Комментарий Годено был краток.
– Извращенец. А скромная пролетарская «Житанька» не пойдет? Без фильтра и всяких там соцветий. – Он достал из бокового кармана пиджака синюю пачку с изображенной на ней бредущей куда-то фигурой и протянул ее сначала было своему напарнику, но затем, спохватившись, Борелю: – Не желаете?
– Спасибо, я не курю, – поблагодарил тот.
– Совсем?
– Раньше курил, бросил.
– Молодец. – Годено кивнул в его сторону, протягивая Вернею пачку. – Всегда уважал людей с силой воли. Тех, кто может устоять перед соблазном.

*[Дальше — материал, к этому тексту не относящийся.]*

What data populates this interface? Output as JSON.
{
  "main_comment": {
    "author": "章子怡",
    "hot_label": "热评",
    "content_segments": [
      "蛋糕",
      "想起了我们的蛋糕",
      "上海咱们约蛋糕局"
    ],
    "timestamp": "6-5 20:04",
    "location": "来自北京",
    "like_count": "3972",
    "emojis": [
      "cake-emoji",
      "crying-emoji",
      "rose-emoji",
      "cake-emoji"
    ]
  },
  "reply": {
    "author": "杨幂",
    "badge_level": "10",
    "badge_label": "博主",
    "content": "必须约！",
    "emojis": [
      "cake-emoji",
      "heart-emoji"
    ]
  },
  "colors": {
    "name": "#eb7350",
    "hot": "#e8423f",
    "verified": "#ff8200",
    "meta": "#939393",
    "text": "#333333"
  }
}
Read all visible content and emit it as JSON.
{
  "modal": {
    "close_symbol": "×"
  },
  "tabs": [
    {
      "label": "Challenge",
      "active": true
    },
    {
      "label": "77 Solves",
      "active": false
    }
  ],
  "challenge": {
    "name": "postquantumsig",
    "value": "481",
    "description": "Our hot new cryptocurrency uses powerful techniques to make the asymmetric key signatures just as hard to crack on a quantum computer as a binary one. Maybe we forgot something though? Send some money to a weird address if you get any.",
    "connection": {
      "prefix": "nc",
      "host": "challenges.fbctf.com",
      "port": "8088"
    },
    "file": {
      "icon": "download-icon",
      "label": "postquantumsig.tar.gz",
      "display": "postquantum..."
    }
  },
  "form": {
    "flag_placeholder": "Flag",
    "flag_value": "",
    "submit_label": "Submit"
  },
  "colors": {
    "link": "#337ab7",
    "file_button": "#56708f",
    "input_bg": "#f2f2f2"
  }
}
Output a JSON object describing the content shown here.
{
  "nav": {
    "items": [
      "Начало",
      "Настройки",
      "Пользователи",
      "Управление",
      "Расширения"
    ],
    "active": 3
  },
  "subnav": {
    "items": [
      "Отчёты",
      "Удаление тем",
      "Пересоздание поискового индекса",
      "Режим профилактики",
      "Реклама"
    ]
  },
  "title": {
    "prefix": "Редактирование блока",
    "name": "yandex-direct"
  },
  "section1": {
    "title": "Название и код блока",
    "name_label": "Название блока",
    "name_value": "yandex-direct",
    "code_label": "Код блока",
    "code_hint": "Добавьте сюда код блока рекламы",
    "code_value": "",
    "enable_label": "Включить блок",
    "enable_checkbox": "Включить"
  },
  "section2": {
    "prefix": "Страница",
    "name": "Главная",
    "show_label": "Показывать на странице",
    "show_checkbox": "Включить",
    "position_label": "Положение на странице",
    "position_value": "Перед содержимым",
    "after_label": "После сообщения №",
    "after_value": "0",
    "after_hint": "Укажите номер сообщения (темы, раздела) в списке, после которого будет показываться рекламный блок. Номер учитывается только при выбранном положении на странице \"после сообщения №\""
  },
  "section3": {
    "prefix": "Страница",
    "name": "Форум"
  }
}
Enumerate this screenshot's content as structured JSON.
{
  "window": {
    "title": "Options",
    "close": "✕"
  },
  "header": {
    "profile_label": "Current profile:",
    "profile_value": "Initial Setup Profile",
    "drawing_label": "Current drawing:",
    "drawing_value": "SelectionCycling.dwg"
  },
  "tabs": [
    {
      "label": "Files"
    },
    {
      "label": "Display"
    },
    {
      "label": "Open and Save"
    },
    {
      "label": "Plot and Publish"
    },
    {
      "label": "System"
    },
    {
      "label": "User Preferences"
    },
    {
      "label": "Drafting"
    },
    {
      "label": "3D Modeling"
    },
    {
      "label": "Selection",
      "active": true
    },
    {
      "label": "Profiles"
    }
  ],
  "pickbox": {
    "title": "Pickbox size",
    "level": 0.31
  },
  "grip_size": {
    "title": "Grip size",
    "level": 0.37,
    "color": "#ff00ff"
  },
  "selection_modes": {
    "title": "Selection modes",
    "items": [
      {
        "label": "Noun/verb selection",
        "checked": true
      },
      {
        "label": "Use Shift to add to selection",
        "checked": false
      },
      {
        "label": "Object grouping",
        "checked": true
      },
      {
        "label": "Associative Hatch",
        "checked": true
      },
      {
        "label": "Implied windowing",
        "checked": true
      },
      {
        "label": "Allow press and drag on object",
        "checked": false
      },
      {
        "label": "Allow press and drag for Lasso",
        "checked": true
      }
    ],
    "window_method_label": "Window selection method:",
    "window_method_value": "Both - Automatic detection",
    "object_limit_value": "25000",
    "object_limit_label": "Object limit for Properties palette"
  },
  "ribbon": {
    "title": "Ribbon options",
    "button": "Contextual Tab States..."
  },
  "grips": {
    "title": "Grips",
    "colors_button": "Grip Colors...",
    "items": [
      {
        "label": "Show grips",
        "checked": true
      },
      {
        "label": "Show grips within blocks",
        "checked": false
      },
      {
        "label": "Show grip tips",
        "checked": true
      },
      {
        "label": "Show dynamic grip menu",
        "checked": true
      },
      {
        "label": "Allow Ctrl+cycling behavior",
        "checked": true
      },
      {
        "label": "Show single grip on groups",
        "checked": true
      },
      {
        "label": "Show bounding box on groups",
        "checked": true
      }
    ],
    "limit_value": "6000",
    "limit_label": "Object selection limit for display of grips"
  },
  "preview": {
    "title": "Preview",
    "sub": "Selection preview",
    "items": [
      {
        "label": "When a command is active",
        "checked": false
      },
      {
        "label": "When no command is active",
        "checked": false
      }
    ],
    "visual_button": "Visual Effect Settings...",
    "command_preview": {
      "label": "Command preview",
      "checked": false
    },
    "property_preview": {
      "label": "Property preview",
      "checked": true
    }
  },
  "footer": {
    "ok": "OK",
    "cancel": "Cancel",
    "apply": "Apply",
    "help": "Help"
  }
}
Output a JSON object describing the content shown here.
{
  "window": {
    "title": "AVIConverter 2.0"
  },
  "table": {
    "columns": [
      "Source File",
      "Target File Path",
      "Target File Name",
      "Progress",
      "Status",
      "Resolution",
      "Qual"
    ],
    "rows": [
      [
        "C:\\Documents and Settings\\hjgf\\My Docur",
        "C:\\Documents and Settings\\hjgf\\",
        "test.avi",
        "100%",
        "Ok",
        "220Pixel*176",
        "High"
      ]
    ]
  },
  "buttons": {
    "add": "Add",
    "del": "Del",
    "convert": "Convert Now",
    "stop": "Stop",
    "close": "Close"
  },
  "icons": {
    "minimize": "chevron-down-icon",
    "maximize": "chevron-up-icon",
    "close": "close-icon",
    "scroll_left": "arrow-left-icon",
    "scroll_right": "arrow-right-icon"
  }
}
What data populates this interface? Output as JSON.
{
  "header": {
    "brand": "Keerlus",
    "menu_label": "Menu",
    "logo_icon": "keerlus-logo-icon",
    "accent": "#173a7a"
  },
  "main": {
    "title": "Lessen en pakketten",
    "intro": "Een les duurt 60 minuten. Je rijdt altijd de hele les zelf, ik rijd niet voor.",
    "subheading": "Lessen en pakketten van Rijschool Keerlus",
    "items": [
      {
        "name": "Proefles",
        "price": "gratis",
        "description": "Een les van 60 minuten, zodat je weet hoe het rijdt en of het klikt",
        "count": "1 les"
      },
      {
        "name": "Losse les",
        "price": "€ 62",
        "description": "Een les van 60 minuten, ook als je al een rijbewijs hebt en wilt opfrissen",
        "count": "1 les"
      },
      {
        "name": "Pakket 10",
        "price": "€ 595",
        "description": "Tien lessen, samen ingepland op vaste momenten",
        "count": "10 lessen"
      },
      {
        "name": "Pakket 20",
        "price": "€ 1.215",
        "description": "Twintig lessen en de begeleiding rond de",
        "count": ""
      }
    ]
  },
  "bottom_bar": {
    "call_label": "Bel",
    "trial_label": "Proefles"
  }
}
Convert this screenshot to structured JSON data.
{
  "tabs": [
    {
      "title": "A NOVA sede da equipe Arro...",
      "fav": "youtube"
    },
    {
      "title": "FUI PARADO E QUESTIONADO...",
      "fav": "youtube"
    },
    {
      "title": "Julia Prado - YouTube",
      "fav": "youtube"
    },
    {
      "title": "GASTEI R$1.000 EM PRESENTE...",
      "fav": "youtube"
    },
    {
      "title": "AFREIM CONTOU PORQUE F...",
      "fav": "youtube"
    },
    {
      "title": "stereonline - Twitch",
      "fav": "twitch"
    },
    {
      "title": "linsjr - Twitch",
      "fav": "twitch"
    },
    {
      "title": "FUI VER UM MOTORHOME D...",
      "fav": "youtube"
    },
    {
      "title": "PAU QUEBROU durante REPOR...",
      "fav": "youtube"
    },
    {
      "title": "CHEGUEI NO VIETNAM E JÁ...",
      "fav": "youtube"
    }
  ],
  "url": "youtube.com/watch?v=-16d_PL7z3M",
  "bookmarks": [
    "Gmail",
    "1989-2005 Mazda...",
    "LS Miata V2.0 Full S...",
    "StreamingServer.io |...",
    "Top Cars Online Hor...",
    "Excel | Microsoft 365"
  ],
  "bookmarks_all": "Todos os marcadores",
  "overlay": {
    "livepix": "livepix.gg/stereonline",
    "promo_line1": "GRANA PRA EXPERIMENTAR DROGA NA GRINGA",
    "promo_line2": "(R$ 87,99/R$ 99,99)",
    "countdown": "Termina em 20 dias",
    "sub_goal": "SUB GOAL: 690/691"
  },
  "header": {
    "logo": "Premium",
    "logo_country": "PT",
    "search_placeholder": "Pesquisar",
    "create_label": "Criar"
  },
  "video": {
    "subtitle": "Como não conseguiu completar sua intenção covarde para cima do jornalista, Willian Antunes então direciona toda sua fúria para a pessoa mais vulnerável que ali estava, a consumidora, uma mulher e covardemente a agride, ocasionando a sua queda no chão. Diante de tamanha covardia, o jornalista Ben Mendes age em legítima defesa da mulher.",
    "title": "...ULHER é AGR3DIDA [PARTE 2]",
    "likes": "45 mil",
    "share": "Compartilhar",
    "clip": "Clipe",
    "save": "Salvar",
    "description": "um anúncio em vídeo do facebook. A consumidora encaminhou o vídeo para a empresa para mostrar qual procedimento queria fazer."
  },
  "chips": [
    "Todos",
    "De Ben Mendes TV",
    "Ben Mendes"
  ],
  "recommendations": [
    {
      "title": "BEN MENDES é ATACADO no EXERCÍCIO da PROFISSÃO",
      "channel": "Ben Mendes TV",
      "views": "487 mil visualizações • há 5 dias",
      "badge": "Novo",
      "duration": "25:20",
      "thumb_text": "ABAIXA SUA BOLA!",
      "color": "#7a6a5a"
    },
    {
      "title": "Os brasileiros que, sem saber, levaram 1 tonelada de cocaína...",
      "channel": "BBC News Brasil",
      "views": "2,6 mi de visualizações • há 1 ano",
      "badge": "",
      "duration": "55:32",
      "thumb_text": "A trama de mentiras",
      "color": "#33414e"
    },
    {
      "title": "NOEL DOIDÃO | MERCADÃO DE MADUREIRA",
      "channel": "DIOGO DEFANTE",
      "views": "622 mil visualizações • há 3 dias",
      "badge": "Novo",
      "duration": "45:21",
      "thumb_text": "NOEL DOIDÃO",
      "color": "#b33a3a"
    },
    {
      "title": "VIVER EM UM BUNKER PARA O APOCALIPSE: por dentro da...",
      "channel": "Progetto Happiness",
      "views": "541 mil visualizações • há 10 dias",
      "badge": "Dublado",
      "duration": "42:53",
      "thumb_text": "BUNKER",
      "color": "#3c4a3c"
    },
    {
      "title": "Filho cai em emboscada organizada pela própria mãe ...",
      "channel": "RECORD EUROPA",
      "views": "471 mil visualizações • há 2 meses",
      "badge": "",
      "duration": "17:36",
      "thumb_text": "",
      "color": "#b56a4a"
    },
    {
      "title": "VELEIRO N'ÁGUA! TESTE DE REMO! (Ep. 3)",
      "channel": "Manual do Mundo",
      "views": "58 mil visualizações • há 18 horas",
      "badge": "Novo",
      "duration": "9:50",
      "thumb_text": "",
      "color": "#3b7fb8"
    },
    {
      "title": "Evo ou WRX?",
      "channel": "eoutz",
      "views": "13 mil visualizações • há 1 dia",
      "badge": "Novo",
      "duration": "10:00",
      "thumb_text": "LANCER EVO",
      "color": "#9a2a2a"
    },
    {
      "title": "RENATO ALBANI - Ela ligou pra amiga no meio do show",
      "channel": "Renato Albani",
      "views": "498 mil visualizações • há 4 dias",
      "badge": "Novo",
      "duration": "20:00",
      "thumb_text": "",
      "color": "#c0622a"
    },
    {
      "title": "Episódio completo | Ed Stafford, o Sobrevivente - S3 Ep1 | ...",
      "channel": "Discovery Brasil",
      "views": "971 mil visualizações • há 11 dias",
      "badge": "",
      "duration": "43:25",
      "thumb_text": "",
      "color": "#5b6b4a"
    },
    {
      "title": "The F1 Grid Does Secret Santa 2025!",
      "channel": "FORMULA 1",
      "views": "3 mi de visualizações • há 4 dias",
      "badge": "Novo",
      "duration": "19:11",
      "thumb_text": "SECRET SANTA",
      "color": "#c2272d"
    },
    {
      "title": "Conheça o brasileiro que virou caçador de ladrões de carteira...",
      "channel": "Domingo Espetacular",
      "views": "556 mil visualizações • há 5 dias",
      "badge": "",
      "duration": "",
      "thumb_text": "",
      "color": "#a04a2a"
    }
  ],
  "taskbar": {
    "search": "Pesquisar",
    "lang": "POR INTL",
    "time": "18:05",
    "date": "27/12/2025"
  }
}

– Да, – подхватил Верней, вытаскивая из пачки сигарету, – и в самую ответственную минуту сказать себе: «Нет, меня так просто не возьмешь. Где сядешь, там и слезешь».
Борель чуть поджал губы и опустил глаза. И не поднял их, когда Годено любезно осведомился, не будет ли он возражать, если они оба закурят и доставят ему некоторое беспокойство своим дымом, а только коротко и сухо ответил:
– Нет.
Его истязатели почти одновременно глубоко затянулись, с улыбкой в глазах переглянулись между собой и также одновременно выпустили вверх сизоватые струйки дыма.
После несколько затянувшегося молчания Борель снова услышал голос Годено, который с почти уже приятельскими интонациями обратился к нему прямо по имени.
– Ну и как вам тут у нас, Огюст?
Огюст медленно поднял взгляд:
– В смысле?
– Антураж. Интерьер. Атмосфера.
Борель еще раз быстро окинул взором внутреннее убранство комнаты и немного скептично ухмыльнулся.
– Да, я вас понимаю, – поспешил согласиться с ним Годено. – Стиль, конечно, оставляет желать лучшего. – Он еще раз, на всякий случай, потряс подлокотники своего кресла. – И прочность. Но для пожилых людей извинительна тяга к старым вещам. Дело в том, что отец Анны-Луизы перед Второй мировой работал в нашем атташате, сначала в Трансиордании, потом в Анкаре. Да и ей самой тоже, в молодости, пришлось с мужем по тем краям помотаться. Она, вообще, дама такая... боевая.
– Была, – уточнил Верней.
– Ну почему, – возразил его старший товарищ. – Старая гвардия не сдается, как сказал генерал Камбронн[31]31
Камбронн (1770 – 1842) – французский генерал, командовавший дивизией старой наполеоновской гвардии в сражении под Ватерлоо.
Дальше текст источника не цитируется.